A critical security vulnerability, designated CVE-2025-68668, has been identified in the popular open-source workflow automation platform, n8n. This flaw could allow an authenticated attacker to execute arbitrary system commands on the host machine running n8n, posing a significant risk to users of the platform. The vulnerability has been rated 9.9 on the Common Vulnerability Scoring System (CVSS), indicating its severe impact.
The issue specifically affects n8n versions ranging from 1.0.0 up to, but not including, 2.0.0. According to advisories, the vulnerability stems from a failure in a protection mechanism within the Python Code Node that utilizes Pyodide. This allows an authenticated user who has permissions to create or modify workflows to potentially compromise the underlying system by executing unauthorized operating system commands with the same privileges as the n8n process itself. The vulnerability has been fully addressed in n8n version 2.0.0.
n8n Security Vulnerability and Mitigation
The newly disclosed security flaw highlights a concerning protection mechanism failure within n8n’s Python Code Node. This vulnerability, CVE-2025-68668, enables authenticated attackers to achieve arbitrary code execution on the server hosting the n8n instance. The severity of the flaw is underscored by its CVSS score of 9.9, placing it in the critical category.
N8n’s development team has indicated that the Python Code Node’s reliance on Pyodide was the root cause of the vulnerability. This means that any authenticated user with the ability to manipulate workflows could potentially exploit this gap to run malicious commands, thereby gaining control over the n8n server environment. The security team has prioritized addressing this issue, integrating a fix in the latest release.
Understanding the Technical Aspects of the Flaw
The advisory explicitly mentions that the sandbox bypass vulnerability is present in the Python Code Node that employs Pyodide. This interaction between the node and the sandboxing technology was susceptible to exploitation. Consequently, an authenticated user with the necessary workflow permissions could leverage this weakness to execute arbitrary operating system commands on the host system.
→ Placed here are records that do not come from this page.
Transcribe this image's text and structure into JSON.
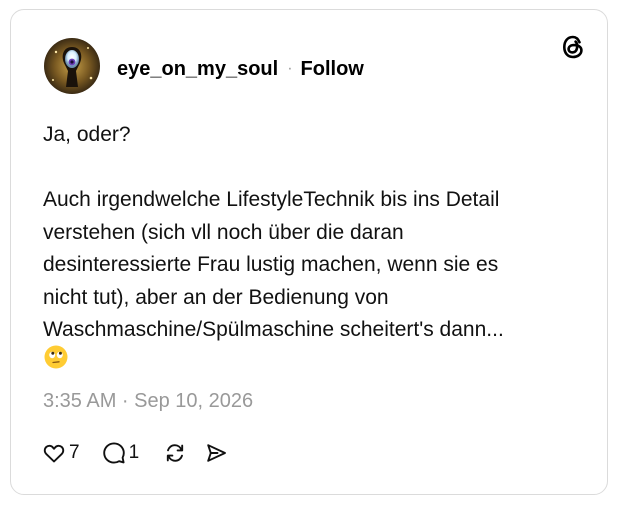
{
  "post": {
    "username": "eye_on_my_soul",
    "separator": "·",
    "follow_label": "Follow",
    "body": "Ja, oder?\n\nAuch irgendwelche LifestyleTechnik bis ins Detail\nverstehen (sich vll noch über die daran\ndesinteressierte Frau lustig machen, wenn sie es\nnicht tut), aber an der Bedienung von\nWaschmaschine/Spülmaschine scheitert's dann...",
    "emoji": "🙄",
    "timestamp": "3:35 AM · Sep 10, 2026"
  },
  "actions": {
    "likes_count": "7",
    "replies_count": "1"
  },
  "icons": {
    "logo": "threads-logo-icon",
    "like": "heart-icon",
    "reply": "speech-bubble-icon",
    "repost": "repost-icon",
    "share": "send-icon",
    "emoji": "face-with-rolling-eyes"
  },
  "colors": {
    "text": "#111111",
    "muted": "#999999",
    "border": "#dbdbdb",
    "background": "#ffffff"
  }
}
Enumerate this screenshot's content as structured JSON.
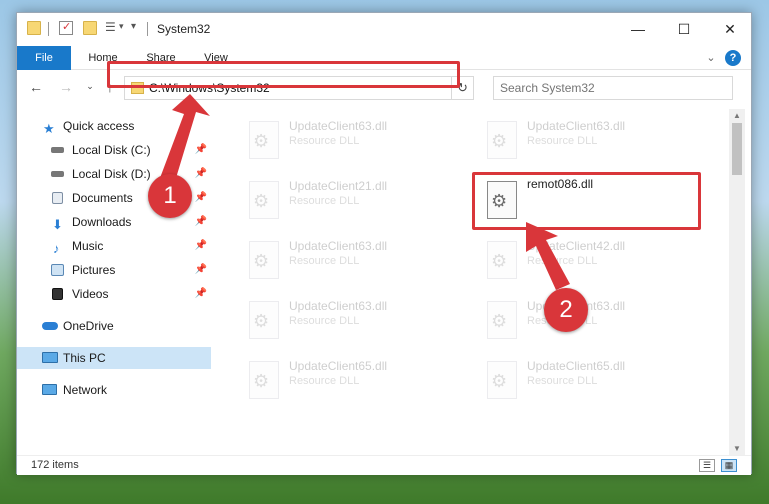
{
  "window": {
    "title": "System32",
    "controls": {
      "minimize": "—",
      "maximize": "☐",
      "close": "✕"
    }
  },
  "ribbon": {
    "tabs": [
      "File",
      "Home",
      "Share",
      "View"
    ],
    "help_icon": "?",
    "expand_icon": "⌄"
  },
  "address_bar": {
    "path": "C:\\Windows\\System32",
    "refresh_icon": "↻"
  },
  "search": {
    "placeholder": "Search System32"
  },
  "sidebar": {
    "items": [
      {
        "label": "Quick access",
        "icon": "star-icon",
        "pinned": false
      },
      {
        "label": "Local Disk (C:)",
        "icon": "drive-icon",
        "pinned": true
      },
      {
        "label": "Local Disk (D:)",
        "icon": "drive-icon",
        "pinned": true
      },
      {
        "label": "Documents",
        "icon": "document-icon",
        "pinned": true
      },
      {
        "label": "Downloads",
        "icon": "download-icon",
        "pinned": true
      },
      {
        "label": "Music",
        "icon": "music-icon",
        "pinned": true
      },
      {
        "label": "Pictures",
        "icon": "picture-icon",
        "pinned": true
      },
      {
        "label": "Videos",
        "icon": "video-icon",
        "pinned": true
      },
      {
        "label": "OneDrive",
        "icon": "cloud-icon",
        "pinned": false
      },
      {
        "label": "This PC",
        "icon": "computer-icon",
        "pinned": false,
        "selected": true
      },
      {
        "label": "Network",
        "icon": "network-icon",
        "pinned": false
      }
    ],
    "pin_glyph": "📌"
  },
  "files": [
    {
      "name": "UpdateClient63.dll",
      "type": "Resource DLL",
      "active": false
    },
    {
      "name": "UpdateClient63.dll",
      "type": "Resource DLL",
      "active": false
    },
    {
      "name": "UpdateClient21.dll",
      "type": "Resource DLL",
      "active": false
    },
    {
      "name": "remot086.dll",
      "type": "",
      "active": true
    },
    {
      "name": "UpdateClient63.dll",
      "type": "Resource DLL",
      "active": false
    },
    {
      "name": "UpdateClient42.dll",
      "type": "Resource DLL",
      "active": false
    },
    {
      "name": "UpdateClient63.dll",
      "type": "Resource DLL",
      "active": false
    },
    {
      "name": "UpdateClient63.dll",
      "type": "Resource DLL",
      "active": false
    },
    {
      "name": "UpdateClient65.dll",
      "type": "Resource DLL",
      "active": false
    },
    {
      "name": "UpdateClient65.dll",
      "type": "Resource DLL",
      "active": false
    }
  ],
  "status": {
    "item_count": "172 items"
  },
  "annotations": {
    "marker_1": "1",
    "marker_2": "2",
    "color": "#d9363a"
  }
}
Importantly, these commands would run with the same privileges as the n8n process, increasing the potential damage.
N8n has been proactive in enhancing its security posture. In version 1.111.0, the platform introduced an optional, task runner-based native Python implementation designed for improved security isolation. This feature could be enabled via specific environment variables (N8N_RUNNERS_ENABLED and N8N_NATIVE_PYTHON_RUNNER). With the release of version 2.0.0, this more secure implementation has now been made the default, effectively mitigating the CVE-2025-68668 vulnerability for all users updating to the latest version.
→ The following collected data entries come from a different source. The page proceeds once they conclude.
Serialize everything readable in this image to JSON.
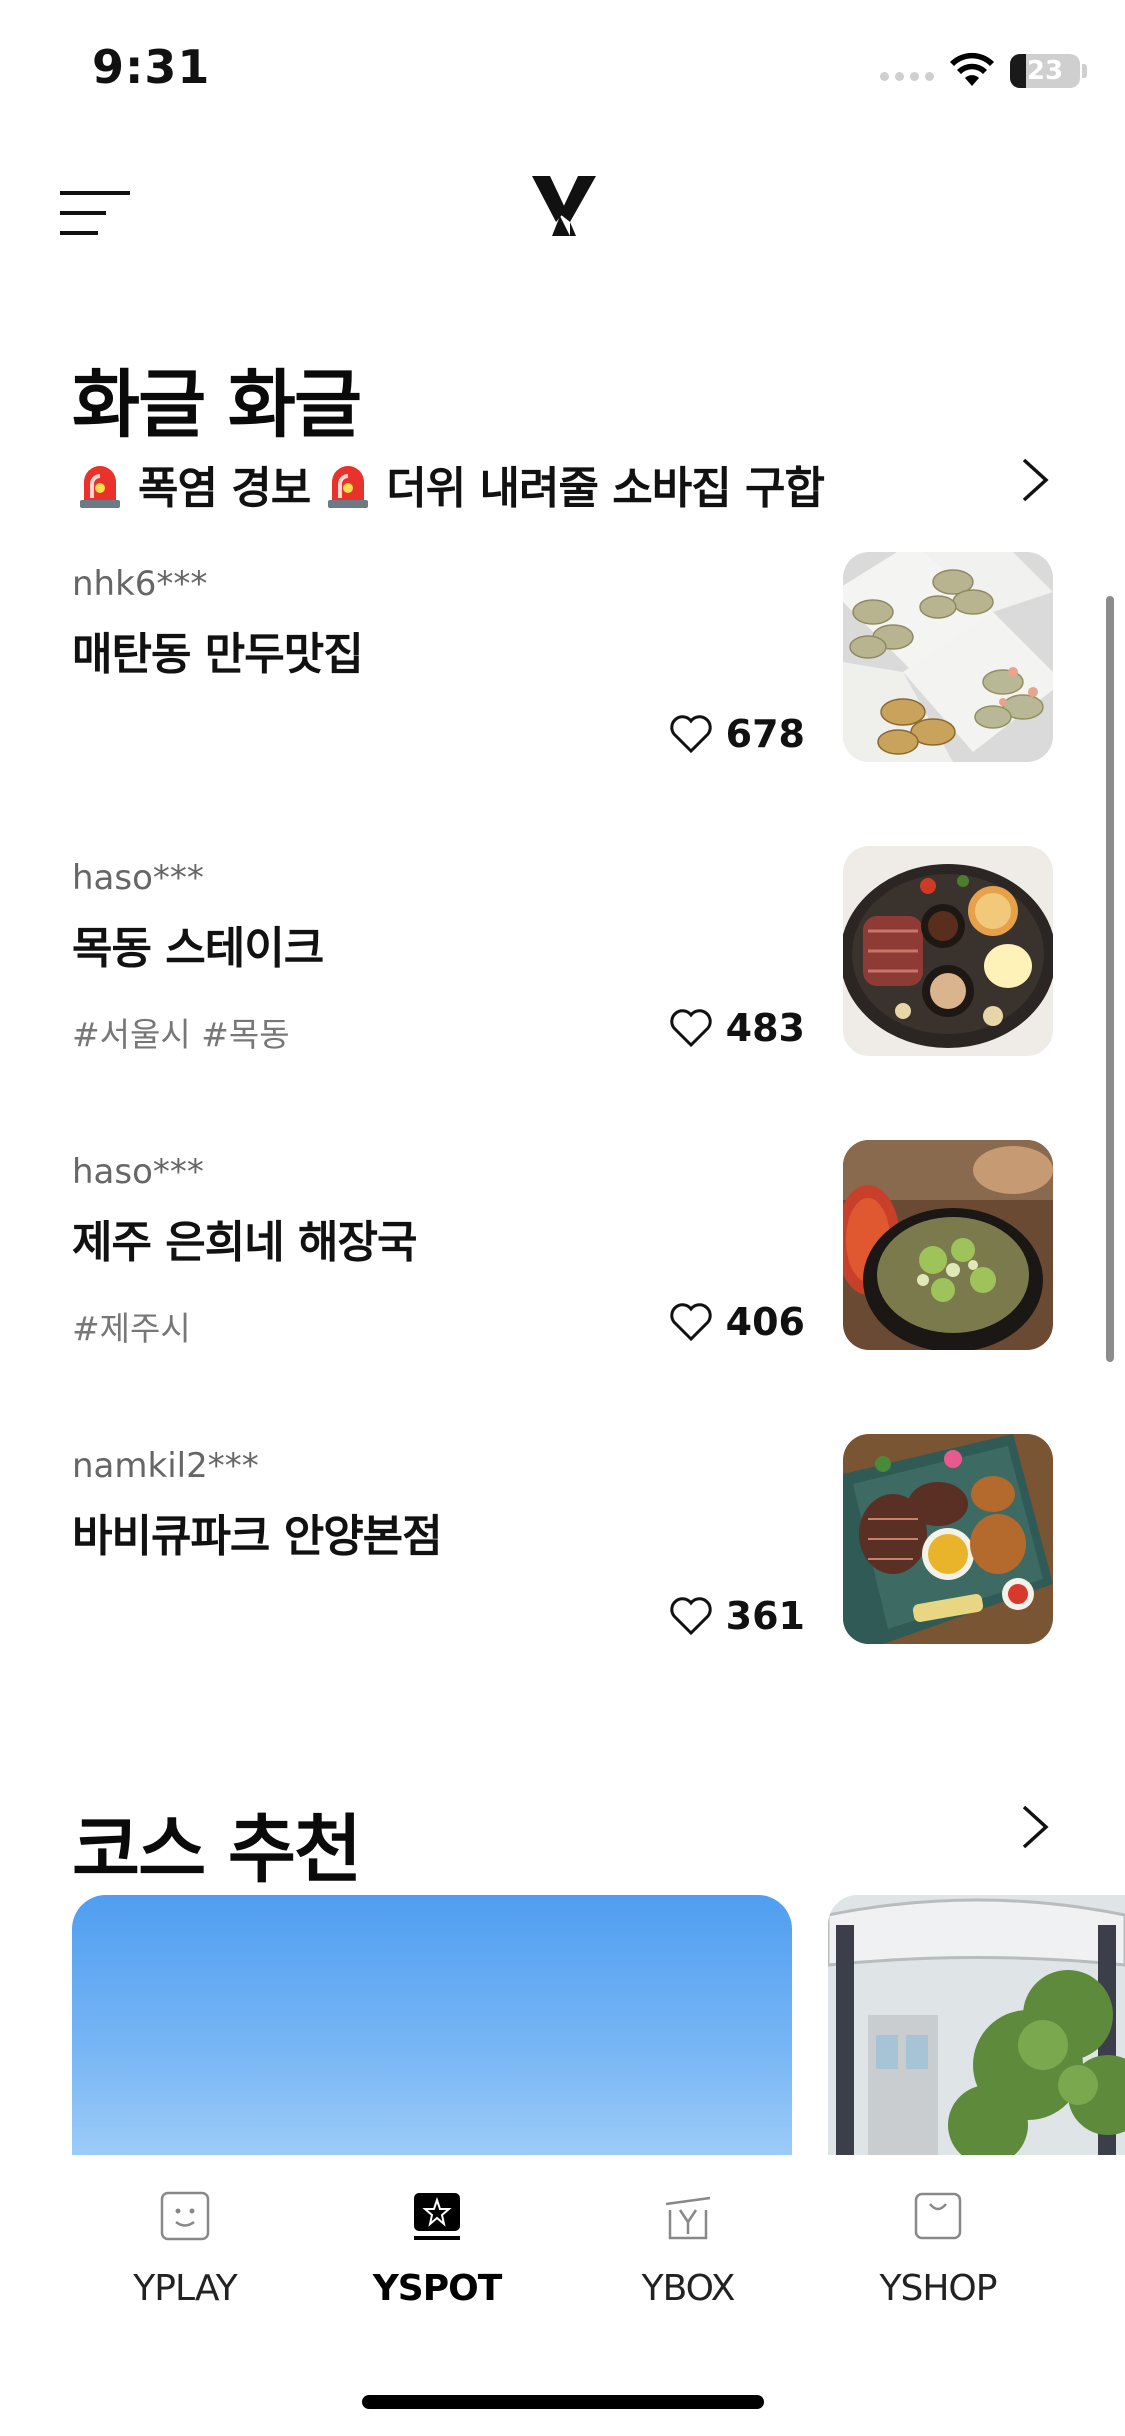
{
  "status_bar": {
    "time": "9:31",
    "battery": "23",
    "battery_level": 0.23
  },
  "header": {
    "menu_icon": "menu-icon",
    "logo_icon": "y-logo-icon"
  },
  "hot_section": {
    "title": "화글 화글",
    "subtitle_part1": "폭염 경보",
    "subtitle_part2": "더위 내려줄 소바집 구합",
    "siren_icon": "siren-emoji",
    "items": [
      {
        "user": "nhk6***",
        "name": "매탄동 만두맛집",
        "tags": "",
        "likes": "678"
      },
      {
        "user": "haso***",
        "name": "목동 스테이크",
        "tags": "#서울시 #목동",
        "likes": "483"
      },
      {
        "user": "haso***",
        "name": "제주 은희네 해장국",
        "tags": "#제주시",
        "likes": "406"
      },
      {
        "user": "namkil2***",
        "name": "바비큐파크 안양본점",
        "tags": "",
        "likes": "361"
      }
    ]
  },
  "course_section": {
    "title": "코스 추천"
  },
  "tab_bar": {
    "tabs": [
      {
        "label": "YPLAY",
        "icon": "smile-face-icon"
      },
      {
        "label": "YSPOT",
        "icon": "star-icon",
        "active": true
      },
      {
        "label": "YBOX",
        "icon": "gift-box-icon"
      },
      {
        "label": "YSHOP",
        "icon": "shopping-bag-icon"
      }
    ]
  },
  "colors": {
    "accent": "#000000",
    "muted": "#777777",
    "heart_stroke": "#111111",
    "sky": "#4f9ef0"
  }
}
Workarounds and Patching Recommendations for n8n Users
Until users can upgrade to n8n version 2.0.0, the platform has recommended several workarounds to mitigate the risks associated with CVE-2025-68668. These steps are crucial for maintaining the security of n8n deployments experiencing this vulnerability.
One immediate measure is to disable the Code Node entirely by setting the environment variable NODES_EXCLUDE to `[“n8n-nodes-base.code”]`. Alternatively, Python support within the Code Node can be disabled by setting the environment variable N8N_PYTHON_ENABLED to `false`. For those who require Python functionality but want to enhance security, configuring n8n to utilize the task runner-based Python sandbox is also recommended, by setting the N8N_RUNNERS_ENABLED and N8N_NATIVE_PYTHON_RUNNER environment variables.
This disclosure follows closely on the heels of n8n addressing another critical vulnerability, CVE-2025-68613, which also carried a CVSS score of 9.9 and had the potential for arbitrary code execution under specific conditions. The continuous identification and patching of such vulnerabilities are vital for maintaining the trust and security of DevOps environments that rely on workflow automation tools like n8n.
The expectation is that users will migrate to n8n version 2.0.0 as soon as possible to fully address both recently disclosed critical vulnerabilities. Continuous monitoring of n8n’s security advisories for any further updates or identified issues will be essential for ongoing protection.